Congratulating President Michael Sata and his Cabinet's decision to reverse the sale of 75 per cent shares of Zamtel to Lap Green Network of Libya on account of corruption, Ng'uni, former Deputy Minister of Finance during Frederick Chiluba's regime, also said the simplicity with which the head of state is dealing with many of the issues afflicting Zambia must have unsettled many of his would-be critics as they do not know how to respond.

Ng'uni said reversing the Zamtel sale was one of those things that the Patriotic Front government has done correctly.

"Zambia has suffered great losses in privatising some of the public companies. For instance, Zanaco was stolen from the people of Zambia and I do not understand why the transaction has not been reversed or the buyers asked to pay the true value of the bank at the time of acquisition. The mines, Konkola and Mopani, were sold for a song at the behest of the IMF and the World Bank. At least we should have imposed a high tax on these mines to compensate Zambia," he said.

Ng'uni said former finance minister Dr Situmbeko Musokotwane's sentiments that reversing the sale of Zamtel would be costly and injurious to Zambia's attraction as an investment destination for foreign capital was false.

"Similarly, the declaration by the chairman of LAP Green that Zamtel belonged to the Libyan people and therefore, the Libyan people will fight to retain it is a misplaced form of ill conceived and internally doomed bravado," he said.

"The true position is that the purported sale of Zamtel by the Zambian Government and the purchase of the sale by the LAP Green were non-events as they did not occur. The procedure to buy a parastatal company in Zambia is cast in law. Anything done outside that procedure renders everything null and void, regardless of the position assumed by the President in private meetings with the buyers."

Ng'uni said the transaction consummated by LAP Green over Zamtel was stillborn from the beginning.

He said there was no expense incurred in reversing a fraudulent transaction and urged government to quickly decide whether there should be any compensation to be considered.

"Foreign investors are not thieves and all genuine investors will be happy with Zambia because they now know that one cannot cut corners to acquire public property in Zambia. They will all ensure that procedures are followed to the letter when investing in Zambia," he said.

Ng'uni said the Libyan people were not thieves who want to be going around the world fraudulently acquiring other nations' properties.

And in a statement yesterday, Dr Mwanakatwe assured the general public that Zamtel's ambitious growth and investment plans had remained on track.

He stated that the country's only total communication solutions provider would continue to pursue an aggressive growth path, adding that operations have continued to run smoothly since he assumed office on January 25.

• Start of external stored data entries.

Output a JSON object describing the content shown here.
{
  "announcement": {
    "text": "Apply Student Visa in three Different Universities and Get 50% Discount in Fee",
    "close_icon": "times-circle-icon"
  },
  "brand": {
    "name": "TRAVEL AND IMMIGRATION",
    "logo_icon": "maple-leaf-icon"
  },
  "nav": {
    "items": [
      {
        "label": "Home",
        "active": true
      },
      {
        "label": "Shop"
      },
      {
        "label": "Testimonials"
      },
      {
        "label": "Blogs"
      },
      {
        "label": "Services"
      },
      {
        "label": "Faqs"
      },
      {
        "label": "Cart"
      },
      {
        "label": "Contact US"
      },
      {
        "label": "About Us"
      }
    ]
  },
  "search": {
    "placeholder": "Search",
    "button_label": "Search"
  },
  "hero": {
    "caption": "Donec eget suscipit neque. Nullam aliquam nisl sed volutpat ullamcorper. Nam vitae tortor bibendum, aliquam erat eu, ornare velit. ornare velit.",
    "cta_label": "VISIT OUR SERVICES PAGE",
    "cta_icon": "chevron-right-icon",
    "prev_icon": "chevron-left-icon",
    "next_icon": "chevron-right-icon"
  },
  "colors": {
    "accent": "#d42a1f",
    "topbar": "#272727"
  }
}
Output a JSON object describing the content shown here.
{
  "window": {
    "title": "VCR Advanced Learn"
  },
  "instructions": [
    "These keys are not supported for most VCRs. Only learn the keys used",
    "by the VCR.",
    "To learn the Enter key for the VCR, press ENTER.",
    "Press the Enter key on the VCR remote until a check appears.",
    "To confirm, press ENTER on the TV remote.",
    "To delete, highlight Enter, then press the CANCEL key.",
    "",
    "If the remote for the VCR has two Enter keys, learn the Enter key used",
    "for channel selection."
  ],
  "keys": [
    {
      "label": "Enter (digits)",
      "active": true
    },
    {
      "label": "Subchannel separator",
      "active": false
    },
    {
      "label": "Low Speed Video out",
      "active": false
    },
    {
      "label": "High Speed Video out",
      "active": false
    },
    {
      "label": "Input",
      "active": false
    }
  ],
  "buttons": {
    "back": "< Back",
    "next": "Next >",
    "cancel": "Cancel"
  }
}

The Zambian government recently wrestled control of Zamtel from Lap Green Networks after a commission of inquiry set up by President Sata revealed irregularities in the sale of the telecommunication company.

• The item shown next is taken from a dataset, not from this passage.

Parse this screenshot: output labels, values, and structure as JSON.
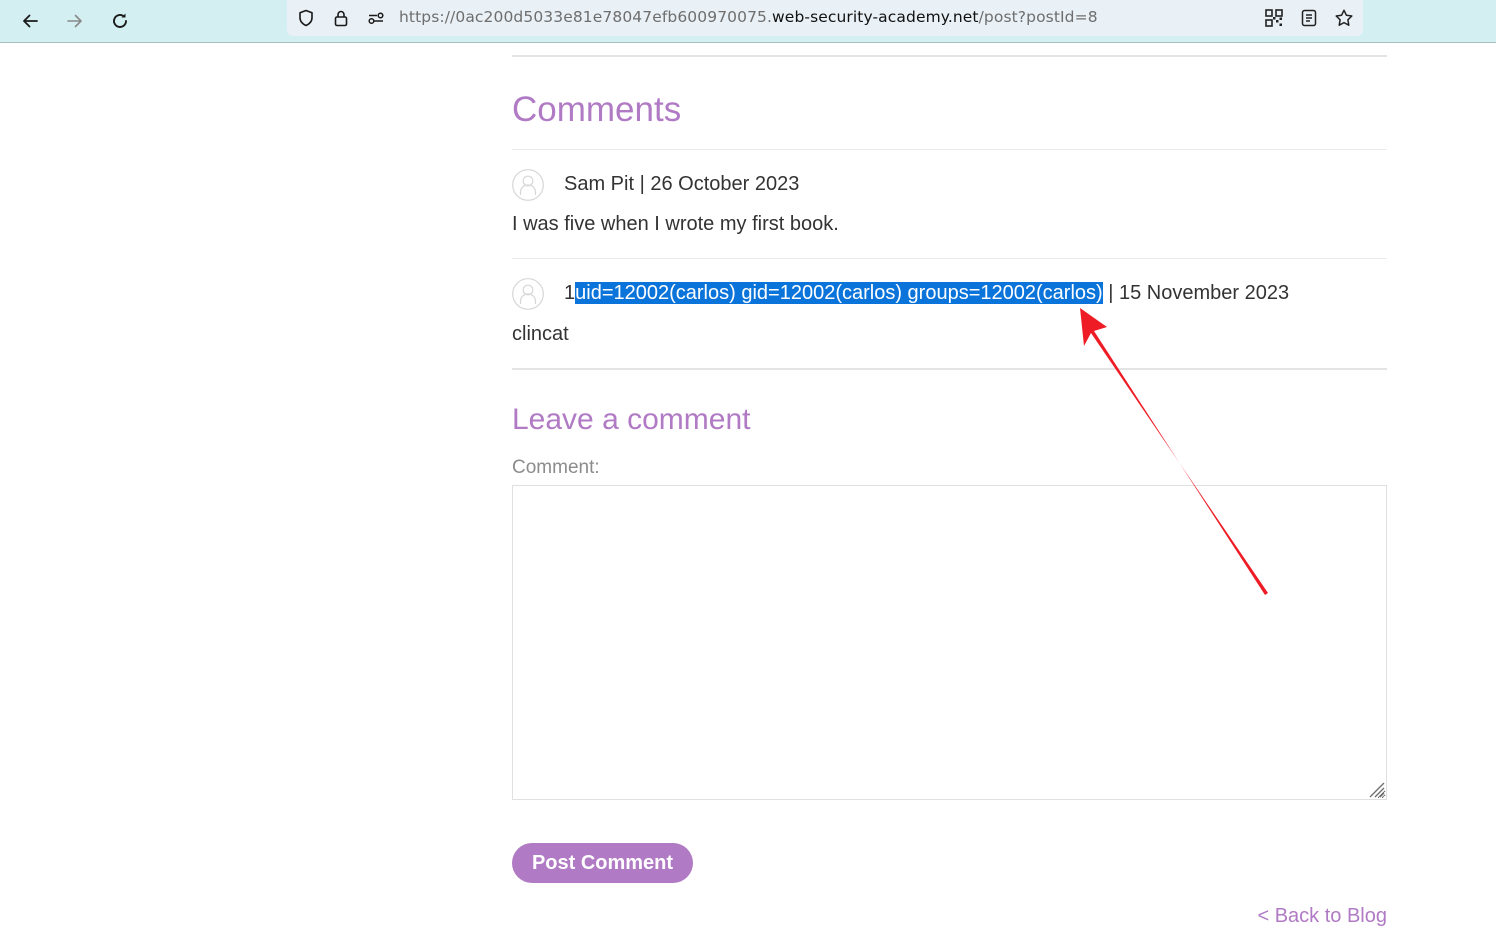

Over a week ago, the government announced the reversal of the sale of Zamtel's 75 per cent shareholding to LAP GreenN, saying the transaction was done corruptly.

And Dr Mwanakatwe paid tribute to Zamtel employees for their professional conduct and dedication towards the growth of the telecommunication company.

"Our ambitious growth and investment plans remain fully on track. We are, for instance, currently in the initial phase of replacing our copper wire network with a modern state-of-the art optical fibre network," Dr Mwanakatwe said. "Our 3G roll-out plan is also on course and very soon we shall be inviting some of our valued customers to participate in product testing."

He said the company is committed to running as a profitable entity dedicated to making a meaningful and lasting contribution to national development.

Dr Mwanakatwe further called on stakeholders to support Zamtel by signing up for its wide range of products and services cutting through its three product descriptors - fixed line, mobile and broadband data.

"Our biggest stakeholder is the Zambian people and if we are to show leadership as is expected of us, it is imperative that we have their support," said Dr Mwanakatwe.